Joseph Gilbert (1800 – 23 December 1881) was a pastoralist and winemaker in South Australia from 1839 until his death.

Gilbert was born in Puckshipton, Wiltshire, England, in the Vale of Pewsey. The second of four sons, his father was Joseph Gilbert and his mother, Jane (née Pike). He studied at Marlborough College in Wiltshire and learnt about vine-growing and winemaking on the European mainland.

He migrated to South Australia in 1839 on the Buckinghamshire and immediately erected his prefabricated two-roomed Manning cottage on an Adelaide allotment. He acquired a property on the South Para River and stocked it with sheep purchased from Van Diemen's Land. He later moved his flock to a selection near Lyndoch, which he named "Pewsey Vale" and developed into an ideal country home.
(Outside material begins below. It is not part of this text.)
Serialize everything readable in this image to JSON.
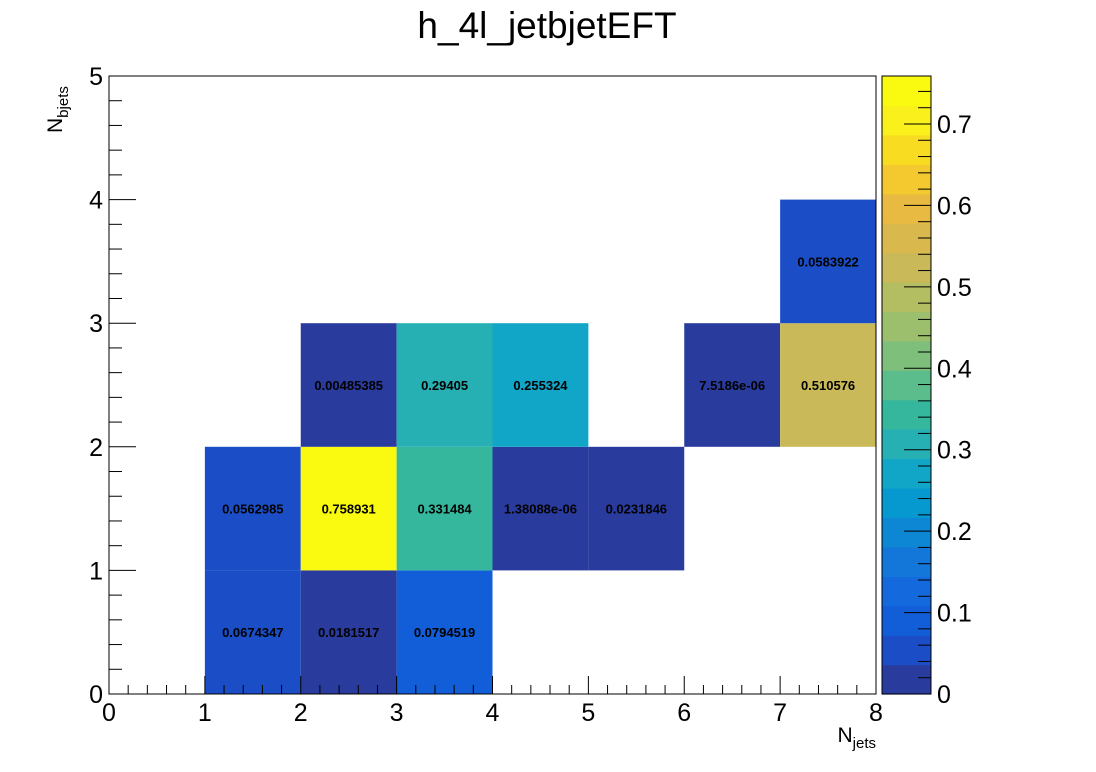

In 1847 he established Pewsey Vale winery in Eden Valley, the same year Jacob's Creek winery was established in the neighbouring Barossa Valley, with substantial cellars, and Pewsey Vale clarets, burgundies and hocks achieved considerable success.

He married Anna Browne (1812–1873) in 1848. Her brothers Dr. William James Browne (1815 – 4 December 1894) and Dr. John Harris Browne (1817–1904) made a wedding present of the property "Wongalere" near Williamstown. Joseph's brother William emigrated to South Australia and leased Wongalere for ten years, after which it was managed by Joseph's son, also called William.
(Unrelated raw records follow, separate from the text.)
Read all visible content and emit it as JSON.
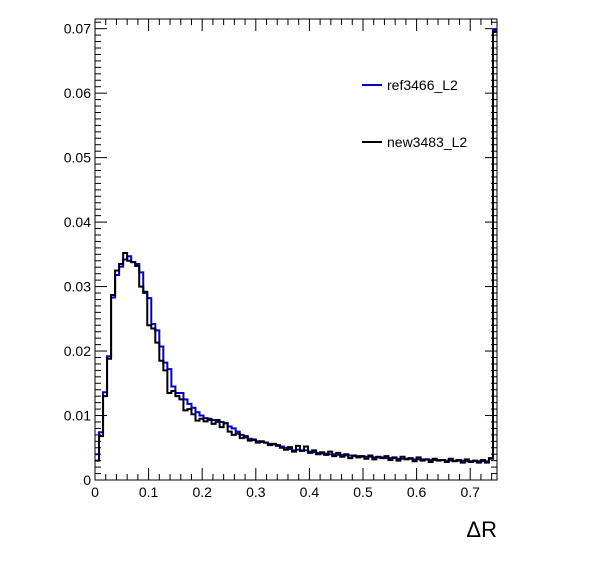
{
  "chart_data": {
    "type": "histogram-step",
    "xlabel": "ΔR",
    "ylabel": "",
    "xlim": [
      0,
      0.75
    ],
    "ylim": [
      0,
      0.0715
    ],
    "bin_width": 0.0075,
    "x_ticks": [
      "0",
      "0.1",
      "0.2",
      "0.3",
      "0.4",
      "0.5",
      "0.6",
      "0.7"
    ],
    "x_tick_values": [
      0,
      0.1,
      0.2,
      0.3,
      0.4,
      0.5,
      0.6,
      0.7
    ],
    "y_ticks": [
      "0",
      "0.01",
      "0.02",
      "0.03",
      "0.04",
      "0.05",
      "0.06",
      "0.07"
    ],
    "y_tick_values": [
      0,
      0.01,
      0.02,
      0.03,
      0.04,
      0.05,
      0.06,
      0.07
    ],
    "grid": false,
    "legend_position": "top-right",
    "series": [
      {
        "name": "ref3466_L2",
        "color": "#0000cc",
        "values": [
          0.004,
          0.0074,
          0.0136,
          0.0192,
          0.0283,
          0.0318,
          0.0331,
          0.0342,
          0.0347,
          0.0338,
          0.0335,
          0.0322,
          0.029,
          0.0282,
          0.0242,
          0.0232,
          0.0207,
          0.0182,
          0.0172,
          0.0145,
          0.0135,
          0.0135,
          0.0125,
          0.0118,
          0.0112,
          0.0105,
          0.01,
          0.0096,
          0.0093,
          0.0093,
          0.009,
          0.009,
          0.0088,
          0.0083,
          0.008,
          0.0075,
          0.007,
          0.0066,
          0.0064,
          0.0063,
          0.006,
          0.0059,
          0.0058,
          0.0056,
          0.0055,
          0.0053,
          0.0052,
          0.005,
          0.0048,
          0.0046,
          0.0047,
          0.0045,
          0.0046,
          0.0044,
          0.0043,
          0.0042,
          0.0041,
          0.0041,
          0.004,
          0.004,
          0.0039,
          0.0039,
          0.0038,
          0.0038,
          0.0037,
          0.0037,
          0.0036,
          0.0036,
          0.0036,
          0.0035,
          0.0035,
          0.0035,
          0.0034,
          0.0034,
          0.0034,
          0.0033,
          0.0033,
          0.0033,
          0.0033,
          0.0032,
          0.0032,
          0.0032,
          0.0032,
          0.0031,
          0.0031,
          0.0031,
          0.0031,
          0.003,
          0.003,
          0.003,
          0.003,
          0.003,
          0.0029,
          0.0029,
          0.0029,
          0.0029,
          0.0029,
          0.0029,
          0.0033,
          0.0698
        ]
      },
      {
        "name": "new3483_L2",
        "color": "#000000",
        "values": [
          0.003,
          0.0068,
          0.013,
          0.0188,
          0.0287,
          0.0325,
          0.0335,
          0.0352,
          0.034,
          0.0338,
          0.0332,
          0.03,
          0.0292,
          0.024,
          0.0235,
          0.0213,
          0.0185,
          0.017,
          0.0135,
          0.0138,
          0.013,
          0.0125,
          0.0108,
          0.011,
          0.0102,
          0.0092,
          0.0095,
          0.0091,
          0.0095,
          0.0087,
          0.0093,
          0.0082,
          0.0088,
          0.0075,
          0.007,
          0.0072,
          0.0065,
          0.0068,
          0.0061,
          0.0062,
          0.0058,
          0.006,
          0.0058,
          0.0054,
          0.0056,
          0.0054,
          0.005,
          0.0047,
          0.0051,
          0.0044,
          0.0053,
          0.0046,
          0.0052,
          0.0042,
          0.0046,
          0.004,
          0.0043,
          0.0039,
          0.0044,
          0.0037,
          0.0042,
          0.0036,
          0.004,
          0.0034,
          0.0038,
          0.0035,
          0.0037,
          0.0033,
          0.0038,
          0.0032,
          0.0036,
          0.0034,
          0.0037,
          0.0031,
          0.0035,
          0.003,
          0.0036,
          0.0032,
          0.0034,
          0.0029,
          0.0035,
          0.003,
          0.0032,
          0.0028,
          0.0033,
          0.003,
          0.0031,
          0.0028,
          0.0033,
          0.0029,
          0.0031,
          0.0027,
          0.0032,
          0.0028,
          0.003,
          0.0027,
          0.0031,
          0.0027,
          0.0034,
          0.0695
        ]
      }
    ]
  }
}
In 1872 he acquired leases 3-5 in the Northern Territory, just north of Oodnadatta. His son William, in company with James Churchill-Smith and E. M. "Ted" Bagot (whose father E. M. "Ned" Bagot had acquired leases 1&2) drove 1,000 head of cattle from Adelaide to the MacDonnell Ranges.

Gilbert was a member of the South Australian Jockey Club and raced several good horses, notably Ace, Ace of Trumps (1874 Adelaide Cup winner), Skylark, Lapdog and Poodle.
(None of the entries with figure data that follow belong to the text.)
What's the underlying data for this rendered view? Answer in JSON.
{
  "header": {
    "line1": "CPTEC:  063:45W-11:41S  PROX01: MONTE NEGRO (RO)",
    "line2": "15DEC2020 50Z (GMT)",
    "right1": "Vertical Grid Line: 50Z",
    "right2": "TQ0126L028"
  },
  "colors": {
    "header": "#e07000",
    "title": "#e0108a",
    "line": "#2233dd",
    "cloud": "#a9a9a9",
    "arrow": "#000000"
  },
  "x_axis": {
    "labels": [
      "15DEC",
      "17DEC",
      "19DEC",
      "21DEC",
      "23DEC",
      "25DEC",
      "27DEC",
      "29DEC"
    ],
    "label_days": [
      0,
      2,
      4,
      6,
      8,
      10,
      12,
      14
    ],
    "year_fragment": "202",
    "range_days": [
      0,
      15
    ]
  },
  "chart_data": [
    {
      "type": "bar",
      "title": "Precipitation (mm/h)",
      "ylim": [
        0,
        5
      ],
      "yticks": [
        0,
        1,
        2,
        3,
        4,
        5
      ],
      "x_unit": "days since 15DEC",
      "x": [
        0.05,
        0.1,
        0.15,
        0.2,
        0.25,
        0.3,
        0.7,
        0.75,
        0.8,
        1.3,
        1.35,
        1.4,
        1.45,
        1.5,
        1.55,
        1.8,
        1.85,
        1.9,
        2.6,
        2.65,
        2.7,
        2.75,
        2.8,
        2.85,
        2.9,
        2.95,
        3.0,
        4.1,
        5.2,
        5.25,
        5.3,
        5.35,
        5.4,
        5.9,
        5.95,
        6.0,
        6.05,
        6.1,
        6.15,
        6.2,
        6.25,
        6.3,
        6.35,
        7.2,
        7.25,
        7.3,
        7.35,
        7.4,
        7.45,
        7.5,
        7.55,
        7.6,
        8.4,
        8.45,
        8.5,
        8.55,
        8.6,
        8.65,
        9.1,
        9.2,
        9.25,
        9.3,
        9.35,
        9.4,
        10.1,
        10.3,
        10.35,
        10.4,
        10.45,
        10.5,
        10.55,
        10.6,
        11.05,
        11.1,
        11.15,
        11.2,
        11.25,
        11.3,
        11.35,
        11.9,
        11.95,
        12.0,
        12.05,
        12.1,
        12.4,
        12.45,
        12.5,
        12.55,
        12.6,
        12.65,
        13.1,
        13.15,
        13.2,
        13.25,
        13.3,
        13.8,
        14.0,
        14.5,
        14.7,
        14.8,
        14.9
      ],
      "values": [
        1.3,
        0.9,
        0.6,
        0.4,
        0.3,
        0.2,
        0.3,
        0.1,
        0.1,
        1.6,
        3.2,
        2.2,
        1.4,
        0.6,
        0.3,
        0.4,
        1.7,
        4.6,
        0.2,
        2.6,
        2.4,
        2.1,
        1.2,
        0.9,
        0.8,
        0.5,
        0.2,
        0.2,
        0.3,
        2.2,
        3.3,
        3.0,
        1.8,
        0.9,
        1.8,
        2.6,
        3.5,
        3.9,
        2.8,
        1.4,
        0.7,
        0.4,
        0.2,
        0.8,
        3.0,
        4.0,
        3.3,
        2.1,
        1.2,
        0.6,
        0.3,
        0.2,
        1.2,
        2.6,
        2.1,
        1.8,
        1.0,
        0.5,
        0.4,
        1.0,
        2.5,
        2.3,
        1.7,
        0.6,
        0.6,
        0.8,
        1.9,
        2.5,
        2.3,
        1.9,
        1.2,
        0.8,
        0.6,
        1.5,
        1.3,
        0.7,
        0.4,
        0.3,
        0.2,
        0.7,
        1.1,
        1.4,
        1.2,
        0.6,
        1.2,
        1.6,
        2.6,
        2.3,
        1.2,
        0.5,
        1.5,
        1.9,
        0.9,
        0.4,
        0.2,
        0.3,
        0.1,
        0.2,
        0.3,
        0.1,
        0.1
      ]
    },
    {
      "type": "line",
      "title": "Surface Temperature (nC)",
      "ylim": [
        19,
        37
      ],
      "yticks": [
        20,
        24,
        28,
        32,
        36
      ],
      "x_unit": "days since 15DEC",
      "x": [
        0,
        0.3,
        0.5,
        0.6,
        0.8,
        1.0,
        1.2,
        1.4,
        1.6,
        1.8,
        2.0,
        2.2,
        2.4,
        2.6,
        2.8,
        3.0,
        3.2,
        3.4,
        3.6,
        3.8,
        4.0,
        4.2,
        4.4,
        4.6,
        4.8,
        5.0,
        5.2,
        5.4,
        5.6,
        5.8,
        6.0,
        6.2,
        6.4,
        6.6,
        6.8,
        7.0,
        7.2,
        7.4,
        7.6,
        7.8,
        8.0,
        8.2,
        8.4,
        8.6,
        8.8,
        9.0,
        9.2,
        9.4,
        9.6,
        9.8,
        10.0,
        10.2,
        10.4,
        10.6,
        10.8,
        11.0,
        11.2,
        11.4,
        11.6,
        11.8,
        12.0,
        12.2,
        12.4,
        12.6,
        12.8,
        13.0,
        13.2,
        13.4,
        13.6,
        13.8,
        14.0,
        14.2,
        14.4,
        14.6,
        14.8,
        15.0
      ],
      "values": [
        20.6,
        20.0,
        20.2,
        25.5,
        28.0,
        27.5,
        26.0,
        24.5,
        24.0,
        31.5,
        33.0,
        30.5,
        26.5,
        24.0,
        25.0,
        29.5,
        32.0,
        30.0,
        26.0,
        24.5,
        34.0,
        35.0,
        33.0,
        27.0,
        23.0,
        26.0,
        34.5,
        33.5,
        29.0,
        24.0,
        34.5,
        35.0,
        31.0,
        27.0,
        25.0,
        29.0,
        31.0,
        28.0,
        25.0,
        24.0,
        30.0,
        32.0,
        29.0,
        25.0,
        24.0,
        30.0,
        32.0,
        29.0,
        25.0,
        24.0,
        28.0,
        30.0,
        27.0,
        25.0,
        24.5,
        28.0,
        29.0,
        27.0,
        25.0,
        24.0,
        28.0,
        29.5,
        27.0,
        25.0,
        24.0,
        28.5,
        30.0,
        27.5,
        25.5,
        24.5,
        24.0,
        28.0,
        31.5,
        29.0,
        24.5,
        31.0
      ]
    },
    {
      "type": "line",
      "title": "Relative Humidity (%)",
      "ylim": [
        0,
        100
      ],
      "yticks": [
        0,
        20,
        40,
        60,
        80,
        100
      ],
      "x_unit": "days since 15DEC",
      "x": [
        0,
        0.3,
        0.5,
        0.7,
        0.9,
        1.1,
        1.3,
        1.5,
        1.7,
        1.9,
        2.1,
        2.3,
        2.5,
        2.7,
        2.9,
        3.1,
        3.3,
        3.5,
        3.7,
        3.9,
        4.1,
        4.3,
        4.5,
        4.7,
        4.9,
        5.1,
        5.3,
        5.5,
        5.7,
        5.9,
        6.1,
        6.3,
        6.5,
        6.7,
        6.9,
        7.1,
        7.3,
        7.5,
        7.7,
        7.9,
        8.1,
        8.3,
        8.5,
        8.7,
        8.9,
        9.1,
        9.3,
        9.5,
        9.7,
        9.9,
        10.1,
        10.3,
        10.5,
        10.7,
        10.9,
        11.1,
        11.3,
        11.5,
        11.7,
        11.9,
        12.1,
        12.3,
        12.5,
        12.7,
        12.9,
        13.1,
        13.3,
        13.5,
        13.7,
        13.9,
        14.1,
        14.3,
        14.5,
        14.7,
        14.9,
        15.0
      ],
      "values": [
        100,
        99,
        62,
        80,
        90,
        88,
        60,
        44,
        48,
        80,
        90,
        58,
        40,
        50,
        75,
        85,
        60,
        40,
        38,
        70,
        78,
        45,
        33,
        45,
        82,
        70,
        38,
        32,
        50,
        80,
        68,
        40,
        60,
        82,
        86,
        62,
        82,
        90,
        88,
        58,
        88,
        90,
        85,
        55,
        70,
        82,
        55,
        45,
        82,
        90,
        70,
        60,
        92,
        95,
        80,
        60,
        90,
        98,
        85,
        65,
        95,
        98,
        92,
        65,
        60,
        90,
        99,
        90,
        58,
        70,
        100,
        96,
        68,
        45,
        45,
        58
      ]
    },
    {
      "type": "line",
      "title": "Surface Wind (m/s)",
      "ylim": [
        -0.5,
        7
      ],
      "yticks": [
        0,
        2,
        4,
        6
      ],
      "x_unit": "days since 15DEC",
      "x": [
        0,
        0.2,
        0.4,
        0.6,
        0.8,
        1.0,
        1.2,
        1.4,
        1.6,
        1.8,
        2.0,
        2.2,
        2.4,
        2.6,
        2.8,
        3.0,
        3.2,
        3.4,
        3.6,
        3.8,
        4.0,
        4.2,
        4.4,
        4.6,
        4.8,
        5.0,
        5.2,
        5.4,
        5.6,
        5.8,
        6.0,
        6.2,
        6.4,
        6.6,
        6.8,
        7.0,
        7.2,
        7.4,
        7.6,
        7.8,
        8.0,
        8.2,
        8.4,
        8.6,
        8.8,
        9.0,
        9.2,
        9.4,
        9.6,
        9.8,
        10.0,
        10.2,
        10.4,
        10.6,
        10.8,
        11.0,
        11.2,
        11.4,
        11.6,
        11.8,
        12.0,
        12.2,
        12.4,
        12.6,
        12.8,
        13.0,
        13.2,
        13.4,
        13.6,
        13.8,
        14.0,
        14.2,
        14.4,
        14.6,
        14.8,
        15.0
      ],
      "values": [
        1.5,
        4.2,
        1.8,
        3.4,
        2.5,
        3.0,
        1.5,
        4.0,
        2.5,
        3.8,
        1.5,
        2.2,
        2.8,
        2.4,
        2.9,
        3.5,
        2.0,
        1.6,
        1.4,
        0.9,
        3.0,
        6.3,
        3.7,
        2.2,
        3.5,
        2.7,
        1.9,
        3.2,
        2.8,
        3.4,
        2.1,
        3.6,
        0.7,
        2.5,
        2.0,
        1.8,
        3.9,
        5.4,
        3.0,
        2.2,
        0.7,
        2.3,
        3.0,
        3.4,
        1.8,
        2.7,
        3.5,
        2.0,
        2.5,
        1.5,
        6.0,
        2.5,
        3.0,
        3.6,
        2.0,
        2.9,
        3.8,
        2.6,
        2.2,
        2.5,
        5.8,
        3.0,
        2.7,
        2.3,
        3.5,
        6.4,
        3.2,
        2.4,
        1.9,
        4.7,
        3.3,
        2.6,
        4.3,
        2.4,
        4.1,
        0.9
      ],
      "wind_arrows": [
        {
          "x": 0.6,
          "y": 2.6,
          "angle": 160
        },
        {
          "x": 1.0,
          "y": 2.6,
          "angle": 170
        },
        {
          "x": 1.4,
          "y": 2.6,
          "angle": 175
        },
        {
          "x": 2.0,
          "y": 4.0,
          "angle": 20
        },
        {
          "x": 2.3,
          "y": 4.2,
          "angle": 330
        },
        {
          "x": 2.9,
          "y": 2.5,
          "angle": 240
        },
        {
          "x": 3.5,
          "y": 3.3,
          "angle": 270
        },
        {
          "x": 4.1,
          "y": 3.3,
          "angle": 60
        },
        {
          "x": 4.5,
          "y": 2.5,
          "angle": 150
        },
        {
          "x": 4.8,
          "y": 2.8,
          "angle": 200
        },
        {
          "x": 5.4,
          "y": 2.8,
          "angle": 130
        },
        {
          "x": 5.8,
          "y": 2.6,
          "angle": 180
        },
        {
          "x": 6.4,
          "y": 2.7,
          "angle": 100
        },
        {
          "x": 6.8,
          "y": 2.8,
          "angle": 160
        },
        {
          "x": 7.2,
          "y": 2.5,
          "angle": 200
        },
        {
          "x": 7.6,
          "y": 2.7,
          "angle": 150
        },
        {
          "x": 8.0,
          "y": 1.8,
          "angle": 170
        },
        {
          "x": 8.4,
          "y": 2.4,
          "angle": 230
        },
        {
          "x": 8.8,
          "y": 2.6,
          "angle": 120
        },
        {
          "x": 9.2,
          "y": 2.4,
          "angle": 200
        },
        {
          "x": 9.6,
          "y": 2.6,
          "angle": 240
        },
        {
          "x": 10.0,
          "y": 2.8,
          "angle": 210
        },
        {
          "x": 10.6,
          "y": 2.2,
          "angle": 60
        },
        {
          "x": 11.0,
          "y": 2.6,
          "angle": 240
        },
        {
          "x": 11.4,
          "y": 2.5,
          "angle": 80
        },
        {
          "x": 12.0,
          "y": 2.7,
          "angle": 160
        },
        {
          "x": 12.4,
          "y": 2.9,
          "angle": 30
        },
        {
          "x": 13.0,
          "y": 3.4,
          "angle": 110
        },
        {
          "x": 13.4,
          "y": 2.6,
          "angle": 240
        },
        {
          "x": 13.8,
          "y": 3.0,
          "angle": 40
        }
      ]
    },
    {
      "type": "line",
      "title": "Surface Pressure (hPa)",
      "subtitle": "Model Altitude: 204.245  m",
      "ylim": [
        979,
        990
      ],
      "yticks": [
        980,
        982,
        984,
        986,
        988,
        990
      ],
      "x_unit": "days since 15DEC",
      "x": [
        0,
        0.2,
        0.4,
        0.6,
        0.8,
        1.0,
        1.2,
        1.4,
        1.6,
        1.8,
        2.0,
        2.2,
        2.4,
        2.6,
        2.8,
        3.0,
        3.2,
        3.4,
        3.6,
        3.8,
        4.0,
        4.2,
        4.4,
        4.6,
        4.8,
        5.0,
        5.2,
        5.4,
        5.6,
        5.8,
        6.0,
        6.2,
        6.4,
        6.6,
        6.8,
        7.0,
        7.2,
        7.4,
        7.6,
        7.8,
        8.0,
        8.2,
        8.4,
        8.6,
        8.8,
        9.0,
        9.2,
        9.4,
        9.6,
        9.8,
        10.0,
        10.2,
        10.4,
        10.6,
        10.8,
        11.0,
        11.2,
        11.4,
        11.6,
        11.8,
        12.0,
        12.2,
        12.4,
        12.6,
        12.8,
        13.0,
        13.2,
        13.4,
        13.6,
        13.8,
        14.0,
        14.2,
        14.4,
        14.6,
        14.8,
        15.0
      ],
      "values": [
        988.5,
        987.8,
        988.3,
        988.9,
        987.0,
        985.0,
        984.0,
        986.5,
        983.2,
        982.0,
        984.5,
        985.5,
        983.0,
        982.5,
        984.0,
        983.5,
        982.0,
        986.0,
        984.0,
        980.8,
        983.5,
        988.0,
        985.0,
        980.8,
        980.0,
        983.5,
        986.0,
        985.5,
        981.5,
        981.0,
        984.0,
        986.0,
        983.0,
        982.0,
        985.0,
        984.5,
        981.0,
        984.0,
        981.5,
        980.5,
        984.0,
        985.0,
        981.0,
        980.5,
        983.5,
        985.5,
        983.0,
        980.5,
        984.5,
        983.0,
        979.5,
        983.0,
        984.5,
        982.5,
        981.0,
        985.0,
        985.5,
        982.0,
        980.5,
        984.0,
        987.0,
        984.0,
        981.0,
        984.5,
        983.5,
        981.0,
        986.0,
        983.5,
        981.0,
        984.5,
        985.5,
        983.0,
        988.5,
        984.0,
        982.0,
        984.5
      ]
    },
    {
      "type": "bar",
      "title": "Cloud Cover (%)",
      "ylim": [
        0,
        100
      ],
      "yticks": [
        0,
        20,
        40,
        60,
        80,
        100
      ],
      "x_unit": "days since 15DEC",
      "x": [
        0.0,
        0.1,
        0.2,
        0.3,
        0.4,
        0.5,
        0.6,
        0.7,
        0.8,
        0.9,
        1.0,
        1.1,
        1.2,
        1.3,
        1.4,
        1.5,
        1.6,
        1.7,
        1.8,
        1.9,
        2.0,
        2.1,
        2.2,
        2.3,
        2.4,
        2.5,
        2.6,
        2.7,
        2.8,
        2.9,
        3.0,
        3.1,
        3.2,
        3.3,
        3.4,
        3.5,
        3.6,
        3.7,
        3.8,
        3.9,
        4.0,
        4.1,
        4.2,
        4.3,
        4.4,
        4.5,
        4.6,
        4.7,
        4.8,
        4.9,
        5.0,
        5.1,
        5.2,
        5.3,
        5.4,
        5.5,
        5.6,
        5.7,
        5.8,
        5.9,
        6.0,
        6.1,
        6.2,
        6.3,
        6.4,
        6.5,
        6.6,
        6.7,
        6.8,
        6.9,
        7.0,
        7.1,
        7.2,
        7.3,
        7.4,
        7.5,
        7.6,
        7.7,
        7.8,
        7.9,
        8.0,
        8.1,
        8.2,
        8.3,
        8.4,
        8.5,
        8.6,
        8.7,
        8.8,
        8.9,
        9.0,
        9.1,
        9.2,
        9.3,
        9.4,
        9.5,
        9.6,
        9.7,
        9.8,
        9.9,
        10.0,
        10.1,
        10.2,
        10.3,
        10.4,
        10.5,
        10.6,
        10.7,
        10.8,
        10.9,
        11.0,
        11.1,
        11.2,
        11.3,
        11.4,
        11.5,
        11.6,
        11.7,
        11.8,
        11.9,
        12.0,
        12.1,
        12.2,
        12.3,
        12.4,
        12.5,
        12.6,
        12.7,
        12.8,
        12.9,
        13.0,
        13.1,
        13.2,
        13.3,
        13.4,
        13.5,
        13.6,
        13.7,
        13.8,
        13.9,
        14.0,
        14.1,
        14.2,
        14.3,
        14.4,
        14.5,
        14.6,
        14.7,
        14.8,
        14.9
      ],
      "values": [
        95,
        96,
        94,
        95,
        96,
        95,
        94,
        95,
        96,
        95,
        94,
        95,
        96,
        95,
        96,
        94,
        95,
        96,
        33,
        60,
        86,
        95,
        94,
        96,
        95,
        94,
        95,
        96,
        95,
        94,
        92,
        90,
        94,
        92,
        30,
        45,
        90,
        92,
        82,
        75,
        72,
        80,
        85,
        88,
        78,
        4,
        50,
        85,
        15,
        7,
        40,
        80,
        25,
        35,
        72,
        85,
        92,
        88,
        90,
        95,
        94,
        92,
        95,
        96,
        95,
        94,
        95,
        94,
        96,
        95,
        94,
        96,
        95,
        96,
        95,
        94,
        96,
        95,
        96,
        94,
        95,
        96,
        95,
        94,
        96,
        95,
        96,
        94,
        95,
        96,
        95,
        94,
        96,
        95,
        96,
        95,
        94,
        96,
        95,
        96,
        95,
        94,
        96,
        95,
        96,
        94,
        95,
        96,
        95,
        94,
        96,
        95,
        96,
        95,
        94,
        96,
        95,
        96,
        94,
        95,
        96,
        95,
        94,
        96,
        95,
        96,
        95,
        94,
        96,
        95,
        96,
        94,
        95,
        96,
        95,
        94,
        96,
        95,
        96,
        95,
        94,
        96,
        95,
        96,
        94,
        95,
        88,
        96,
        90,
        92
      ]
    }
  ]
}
Joseph and Anna Gilbert and several of their descendants were buried at the Pewsey Vale Anglican Cemetery built on land excised from their property in 1861; around half the graves or memorials are for members of the Gilbert family.

==Family==
Joseph Gilbert married Anna Browne (26 April 1812 – 28 September 1873), sister of Dr. W. J. Browne, at "Wongalere" on 21 January 1848. They had three children:
- William Gilbert (12 October 1850 – 29 March 1923) born at "Pewsey Vale", married Mary Young Clindening (26 January 1854 – 7 May 1939) on 22 July 1879; further developed the Pewsey Vale Estate. For details of their large family, see his article.
- Jane Gilbert (14 August 1852 – 21 January 1936) married Edward Charles Stirling MB FRCS (8 September 1848 – 20 March 1919) on 27 June 1877.
- Sarah Gilbert (24 June 1856 – 25 May 1936) married Colonel John Adam Dalrymple-Fergusson (7 May 1845 – 5 December 1920) on 31 July 1871 and retired to England. (Fergusson became Professor of Tactics, Military Law and Administration at Royal Military College, Sandhurst, Berkshire).

==Recognition==
His name was given to the Adelaide suburb of Gilberton, South Australia.